Birçok karakteri zincirlemiş bir muammayı çözme peşinde Sadık düğüm düğüm olan hayatını da çözüyor. Dolayısıyla kitap hem bir polisiye hem de bir arayış romanı olarak değerlendirilebilir. "Risk almadan, yaşamını ortaya sürmeden adalat elde edilmiyor" diyor Sadık adalet peşinde koşarken, dünyaya adil olmanın gücünü gösterirken, herkesin onu "iyi bir insansın" diyerek pohpohlarken bile şımarmadan, hatta umursamadan daima yolunda yürürken. Sevgiye inanıyordu, sevilmeye, değer ve merhamet görmeye. Çünkü dünyada eğer bu duygulara aç ve bu duyguları hiç tatmamış birileri varsa, bunun sebebi olarak anneleri görüyordu. Ne tür anneleri? Şöyle:

"Benim yoktu ama annelerin çocuklarına bakarken kör olduklarını, onlara hiç elde edemeyecekleri meslekler yakıştırdıklarını, kendileri cehennemde yaşadıklarından olacak, cennet hayalleri, süslü gelecekler tasarladıklarını biliyordum. Tanrı onların hazırladığı özgeçmişleri okusa hiçbir çocuğun canını almazdı."

Sartre'a inanıyor Sadık, seçim yapmaya. Ama rehberi Dostoyevski ve onun kahramanları. İnsanlara yakınlaşırken ve uzaklaşırken bundan ödün vermiyor. İnsan ruhunun bilinmezliğini ortaya döken yazarlar ve onların romanları böyledir işte. Başka romanlara, başka karakterlere rehber olurlar.

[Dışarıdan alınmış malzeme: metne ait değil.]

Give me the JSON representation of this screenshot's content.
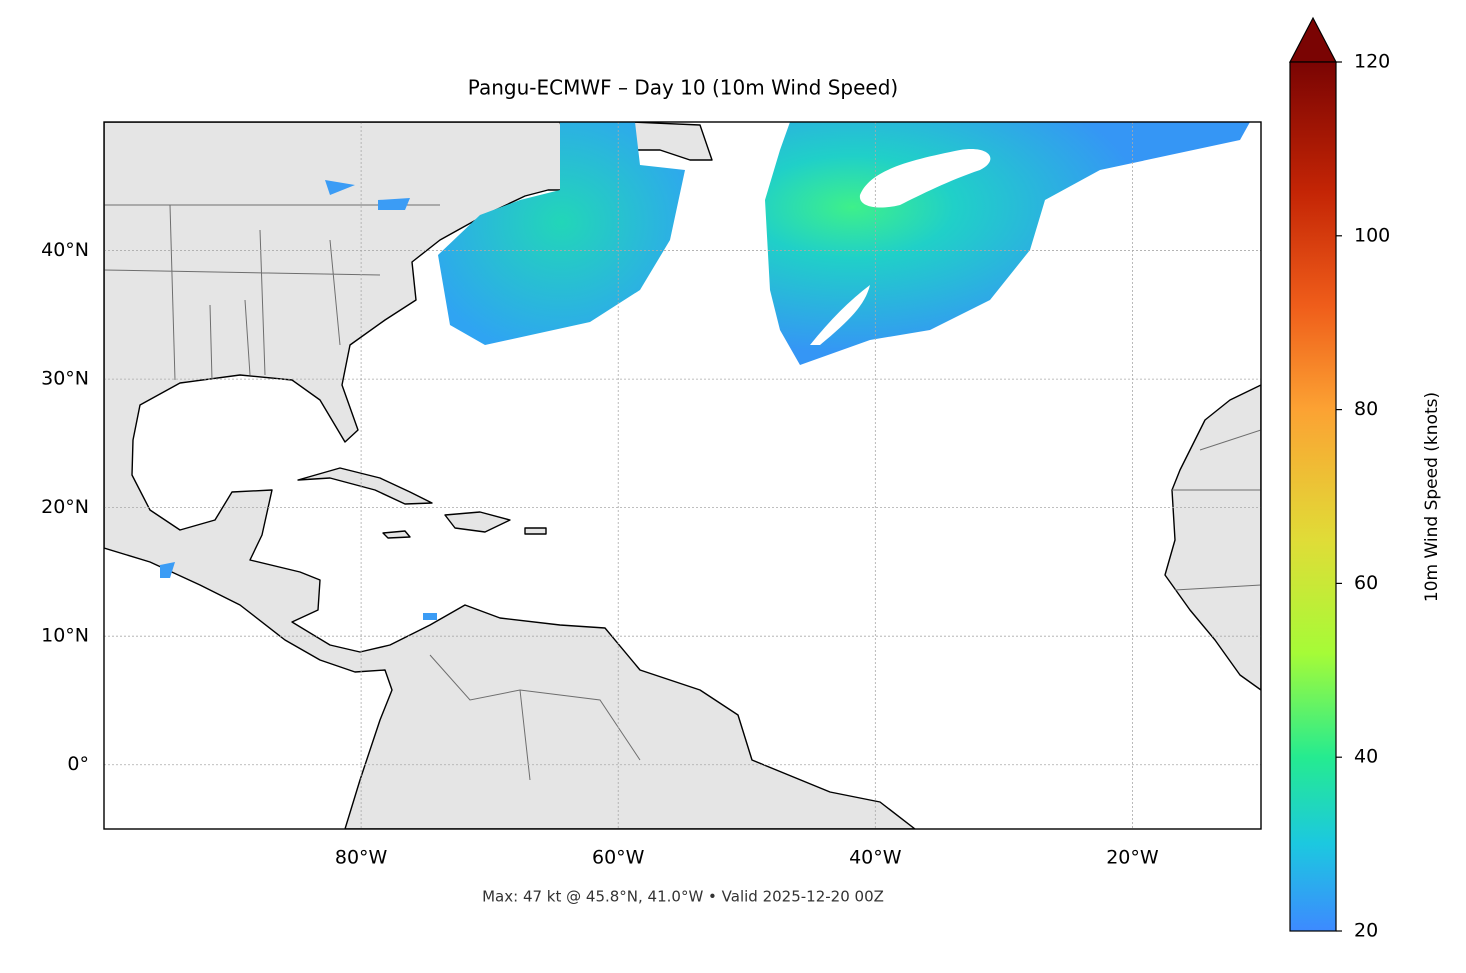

Okuduğum ilk Mehmet Eroğlu kitabı olan İyi Adamın On Günü'nden gayet memnun ayrıldım. Ve hemen Kötü Adamın On Günü'ne başlayacağım günü beklemeye koyuldum. Çünkü şu iç sıkan günlerde insan zihnini çok zorlamadan bazen hayallerin bazen de rüyaların peşinde koşturacak romanlara ihtiyacımız olduğuna inanıyorum.